There are several bargaining options available to both sides. Those include an extension of the existing contract, even one as long as two years, a timeframe that would coincide with the 2015 expiration of YRC's contract. Operations could continue without a contract, a dicey scenario for both sides; a union can strike a company without notice, though at the same time it can be decertified and lose access to hard-won contractual benefits. And there could be a strike on May 1.
No one knows how efficiently the marketplace would absorb ABF's freight if it were dispersed in the event of a work stoppage. Charles W. Clowdis Jr., managing director of transportation advisory services for consultancy IHS Global Insight, said customers shouldn't have trouble finding alternative transport services. Clowdis added, however, that he wouldn't be surprised if various carriers impose emergency surcharges to move ABF's goods.

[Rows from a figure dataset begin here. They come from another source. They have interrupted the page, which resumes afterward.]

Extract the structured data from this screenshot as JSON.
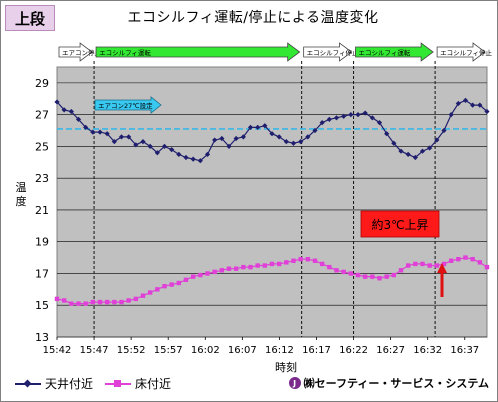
{
  "badge": "上段",
  "chart_data": {
    "type": "line",
    "title": "エコシルフィ運転/停止による温度変化",
    "xlabel": "時刻",
    "ylabel": "温度",
    "ylim": [
      13,
      30
    ],
    "yticks": [
      13,
      15,
      17,
      19,
      21,
      23,
      25,
      27,
      29
    ],
    "x_start": "15:42",
    "x_end": "16:40",
    "xticks": [
      "15:42",
      "15:47",
      "15:52",
      "15:57",
      "16:02",
      "16:07",
      "16:12",
      "16:17",
      "16:22",
      "16:27",
      "16:32",
      "16:37"
    ],
    "grid": true,
    "reference_line": 26.1,
    "series": [
      {
        "name": "天井付近",
        "color": "#1f1f6e",
        "marker": "diamond",
        "values": [
          27.8,
          27.3,
          27.2,
          26.7,
          26.2,
          25.9,
          25.9,
          25.8,
          25.3,
          25.6,
          25.6,
          25.1,
          25.3,
          25.0,
          24.6,
          25.0,
          24.8,
          24.5,
          24.3,
          24.2,
          24.1,
          24.5,
          25.4,
          25.5,
          25.0,
          25.5,
          25.6,
          26.2,
          26.2,
          26.3,
          25.8,
          25.6,
          25.3,
          25.2,
          25.3,
          25.6,
          26.0,
          26.5,
          26.7,
          26.8,
          26.9,
          27.0,
          27.0,
          27.1,
          26.8,
          26.5,
          25.8,
          25.2,
          24.7,
          24.5,
          24.3,
          24.7,
          24.9,
          25.4,
          26.0,
          27.0,
          27.7,
          27.9,
          27.6,
          27.6,
          27.2
        ]
      },
      {
        "name": "床付近",
        "color": "#e040d8",
        "marker": "square",
        "values": [
          15.4,
          15.3,
          15.1,
          15.1,
          15.1,
          15.2,
          15.2,
          15.2,
          15.2,
          15.2,
          15.3,
          15.4,
          15.6,
          15.8,
          16.0,
          16.2,
          16.3,
          16.4,
          16.6,
          16.8,
          16.9,
          17.0,
          17.1,
          17.2,
          17.3,
          17.3,
          17.4,
          17.4,
          17.5,
          17.5,
          17.6,
          17.6,
          17.7,
          17.8,
          17.9,
          17.9,
          17.8,
          17.6,
          17.4,
          17.2,
          17.1,
          17.0,
          16.9,
          16.8,
          16.8,
          16.7,
          16.8,
          16.9,
          17.2,
          17.5,
          17.6,
          17.6,
          17.5,
          17.5,
          17.6,
          17.8,
          17.9,
          18.0,
          17.9,
          17.7,
          17.4
        ]
      }
    ],
    "annotation": {
      "label": "約3℃上昇"
    },
    "phases": [
      {
        "label": "エアコン停止運転",
        "start": "15:42",
        "end": "15:47",
        "color": "#ffffff"
      },
      {
        "label": "エコシルフィ運転",
        "start": "15:47",
        "end": "16:15",
        "color": "#33e833"
      },
      {
        "label": "エコシルフィ停止",
        "start": "16:15",
        "end": "16:22",
        "color": "#ffffff"
      },
      {
        "label": "エコシルフィ運転",
        "start": "16:22",
        "end": "16:33",
        "color": "#33e833"
      },
      {
        "label": "エコシルフィ停止",
        "start": "16:33",
        "end": "16:40",
        "color": "#ffffff"
      }
    ],
    "notes": [
      {
        "label": "エアコン27℃設定"
      }
    ]
  },
  "logo": "㈱セーフティー・サービス・システム"
}
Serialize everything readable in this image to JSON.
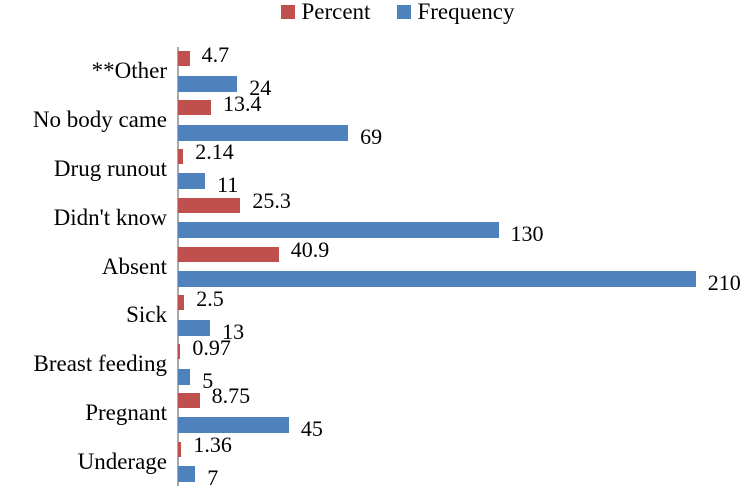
{
  "legend": {
    "items": [
      {
        "label": "Percent",
        "color": "#C0504D"
      },
      {
        "label": "Frequency",
        "color": "#4F81BD"
      }
    ]
  },
  "chart_data": {
    "type": "bar",
    "orientation": "horizontal",
    "title": "",
    "xlabel": "",
    "ylabel": "",
    "grid": false,
    "legend_position": "top-center",
    "xlim": [
      0,
      232
    ],
    "categories": [
      "**Other",
      "No body came",
      "Drug runout",
      "Didn't know",
      "Absent",
      "Sick",
      "Breast feeding",
      "Pregnant",
      "Underage"
    ],
    "series": [
      {
        "name": "Percent",
        "color": "#C0504D",
        "values": [
          4.7,
          13.4,
          2.14,
          25.3,
          40.9,
          2.5,
          0.97,
          8.75,
          1.36
        ]
      },
      {
        "name": "Frequency",
        "color": "#4F81BD",
        "values": [
          24,
          69,
          11,
          130,
          210,
          13,
          5,
          45,
          7
        ]
      }
    ]
  },
  "colors": {
    "axis_line": "#a8a8a8",
    "text": "#000000",
    "background": "#ffffff"
  }
}
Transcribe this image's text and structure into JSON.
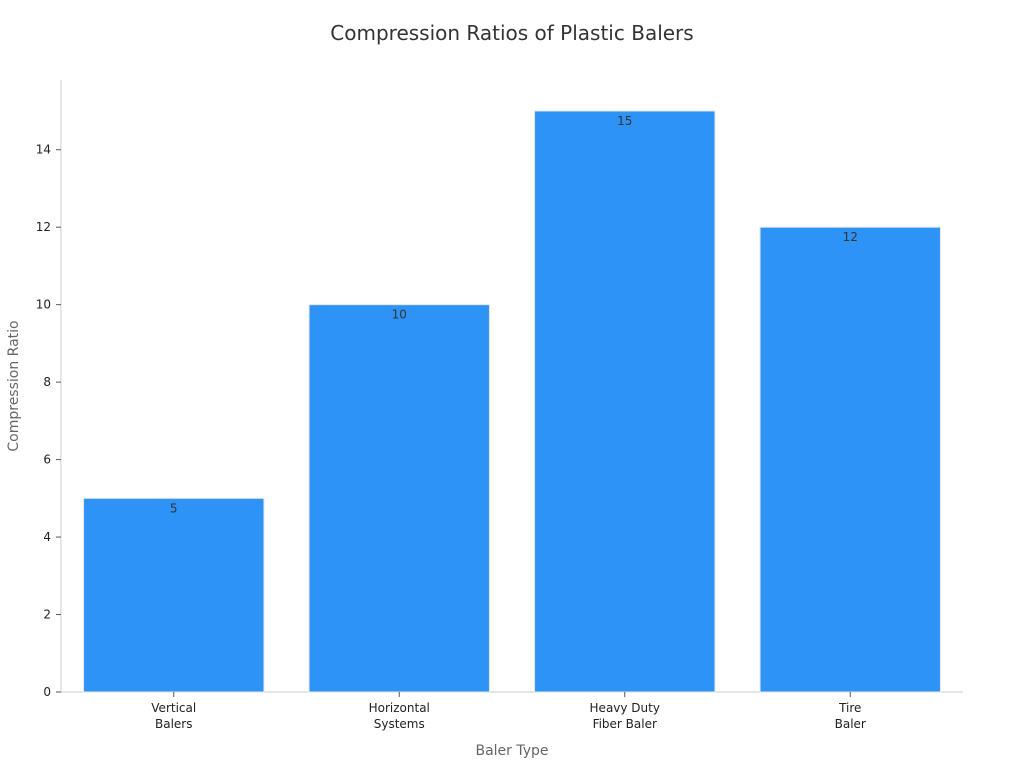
{
  "chart_data": {
    "type": "bar",
    "title": "Compression Ratios of Plastic Balers",
    "xlabel": "Baler Type",
    "ylabel": "Compression Ratio",
    "categories": [
      [
        "Vertical",
        "Balers"
      ],
      [
        "Horizontal",
        "Systems"
      ],
      [
        "Heavy Duty",
        "Fiber Baler"
      ],
      [
        "Tire",
        "Baler"
      ]
    ],
    "values": [
      5,
      10,
      15,
      12
    ],
    "value_labels": [
      "5",
      "10",
      "15",
      "12"
    ],
    "ylim": [
      0,
      15.8
    ],
    "yticks": [
      0,
      2,
      4,
      6,
      8,
      10,
      12,
      14
    ],
    "ytick_labels": [
      "0",
      "2",
      "4",
      "6",
      "8",
      "10",
      "12",
      "14"
    ],
    "grid": false,
    "legend": "none",
    "colors": {
      "bar": "#2e93f7"
    }
  }
}
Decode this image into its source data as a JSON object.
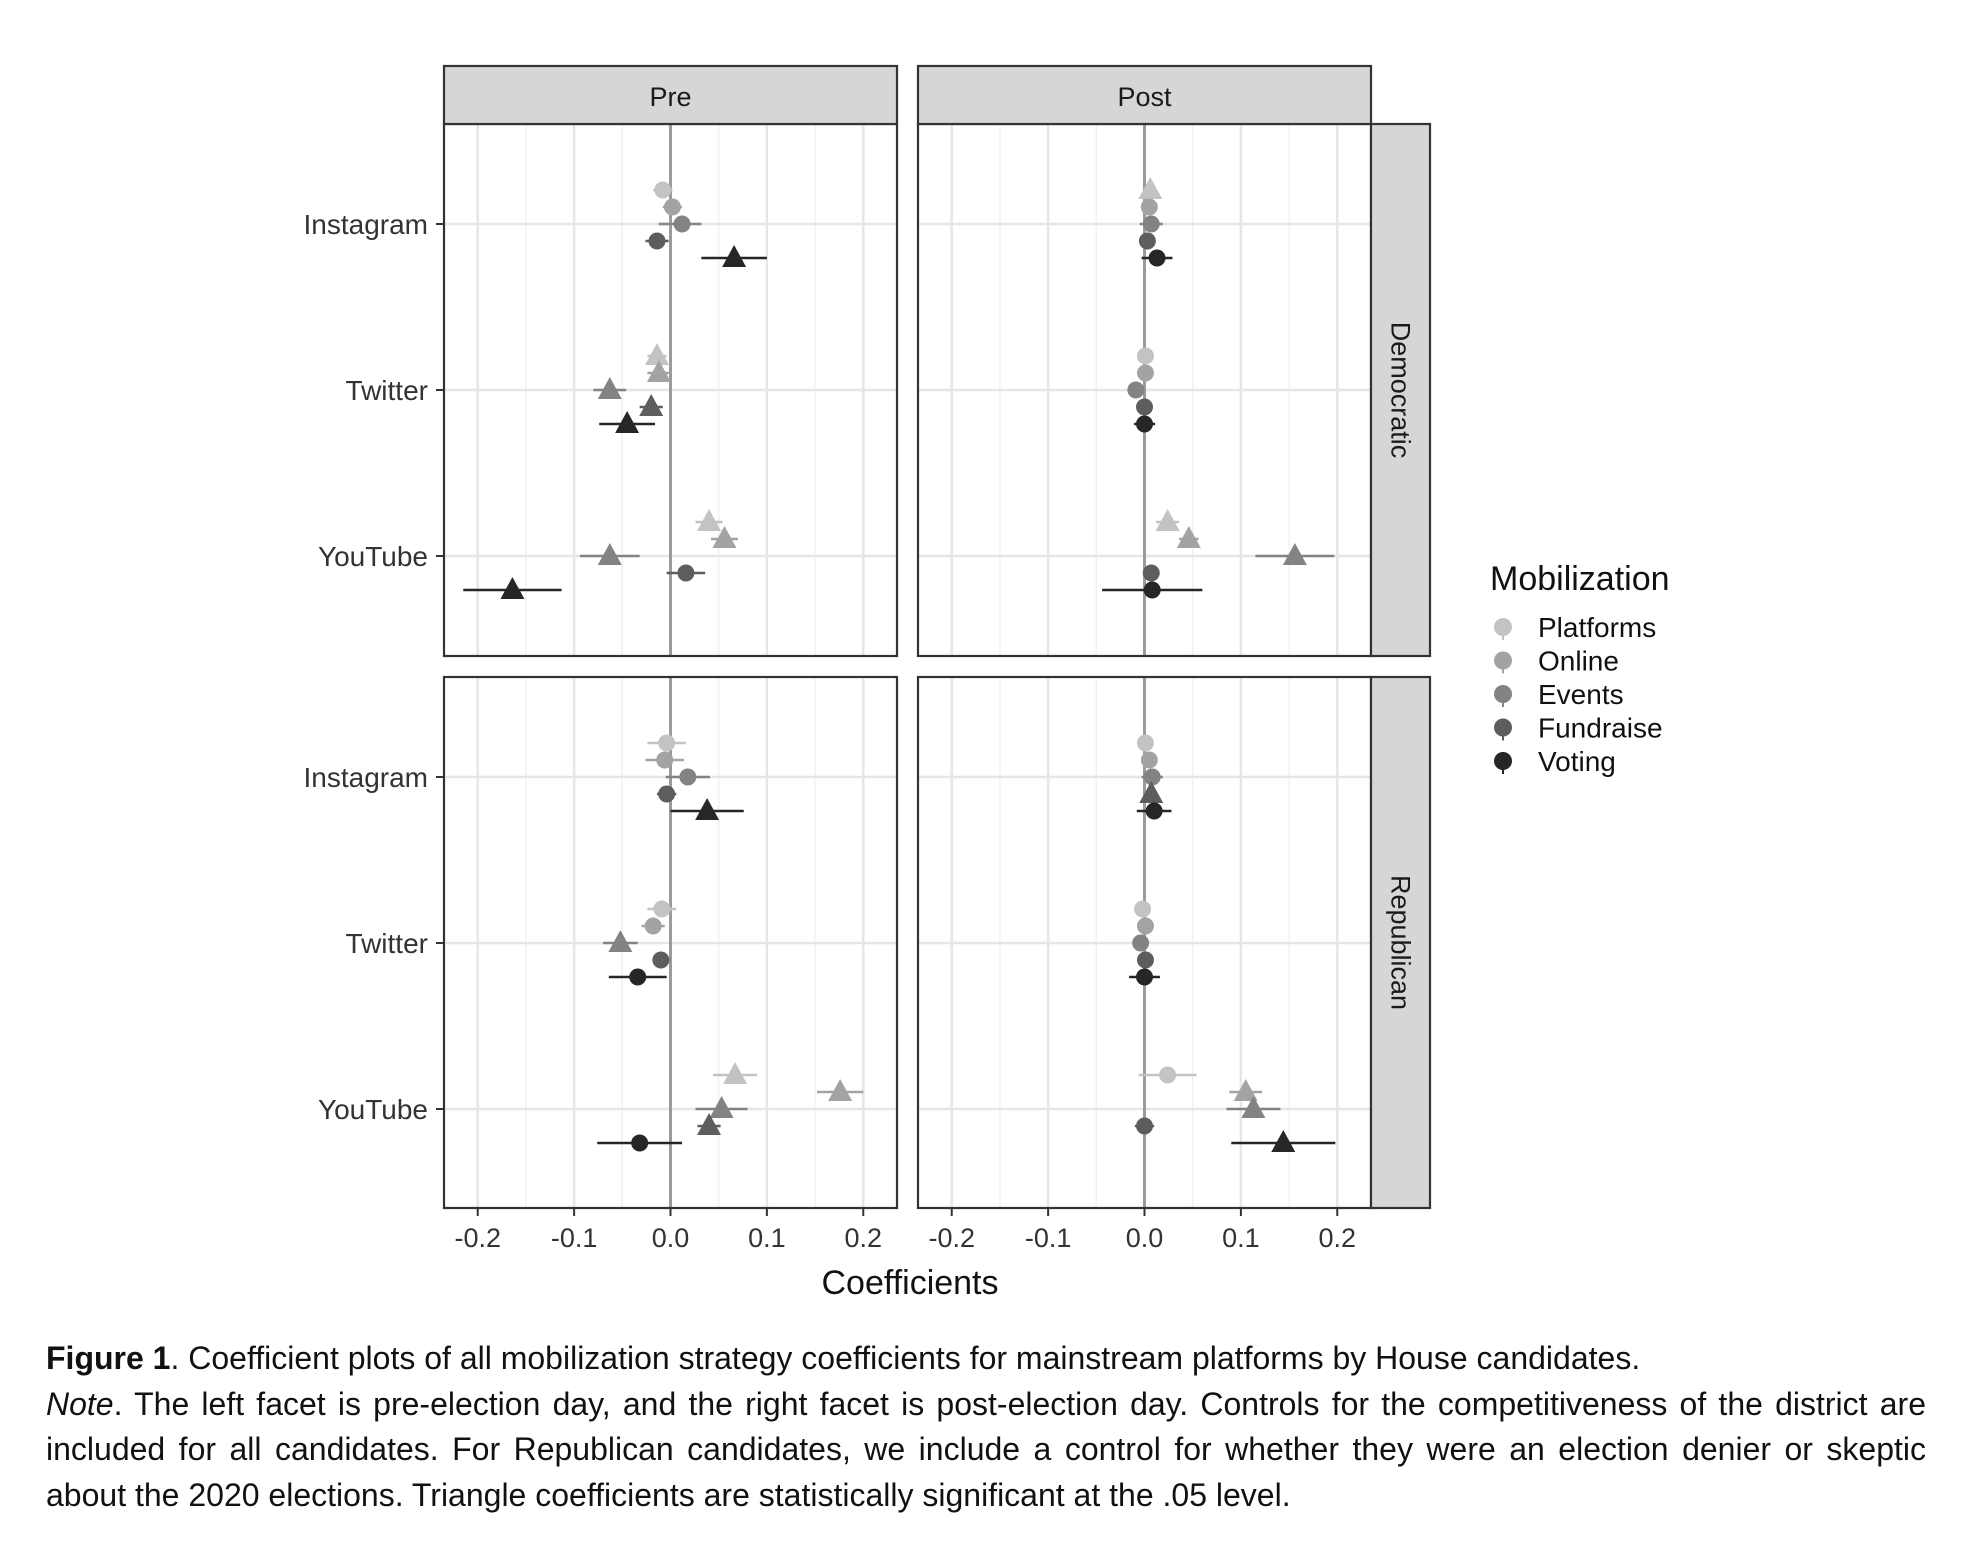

The last time the LTL sector dealt with a major dislocation was in 2002 when the venerable carrier Consolidated Freightways, unable to pay its insurance premiums, suddenly went belly up. After a brief period of indigestion, however, other carriers picked up the slack.
Between now and month's end, several events will take place that could influence the talks. On April 10, a federal appeals court in St. Louis will hear arguments in ABF's long-running suit against YRC and the Teamsters over the three separate concessionary agreements. ABF argues the agreements were illegal because they circumvented the National Master Freight Agreement (NMFA), the compact that governs trucking labor relations.
ABF sued the Teamsters and YRC in November 2010, asking that the compacts be made null and void and that YRC's cost structure be returned to NMFA status. ABF also asked for $750 million in damages. However, ABF has made little headway in the courts, and some believe its resources would be better spent on contract bargaining and not in pursuing a legal fight against the union it is trying to come to terms with.
On April 19, YRC Freight, YRC's long-haul LTL unit, will meet with leaders of Teamster locals to discuss the company's proposal to rationalize its network by closing three breakbulk terminals and consolidating 29 smaller, "end-of-line" terminals used as freight pickup and final delivery points. The move, designed to reduce freight-handling costs and expedite goods movement, could save YRC about $30 million a year.
UPS Freight, the unionized LTL arm of UPS Inc., is also in the process of negotiating its own contract with the Teamsters. The talks are running concurrently with the much-larger negotiations involving UPS and the union's 250,000-member small-package division. UPS Freight has about 15,000 Teamster members, though their contract does not fall under the NMFA umbrella.
UPS has made no secret of its desire to reach agreements on both contracts long before their July 31 expirations. UPS Freight negotiations are scheduled to resume in mid-month.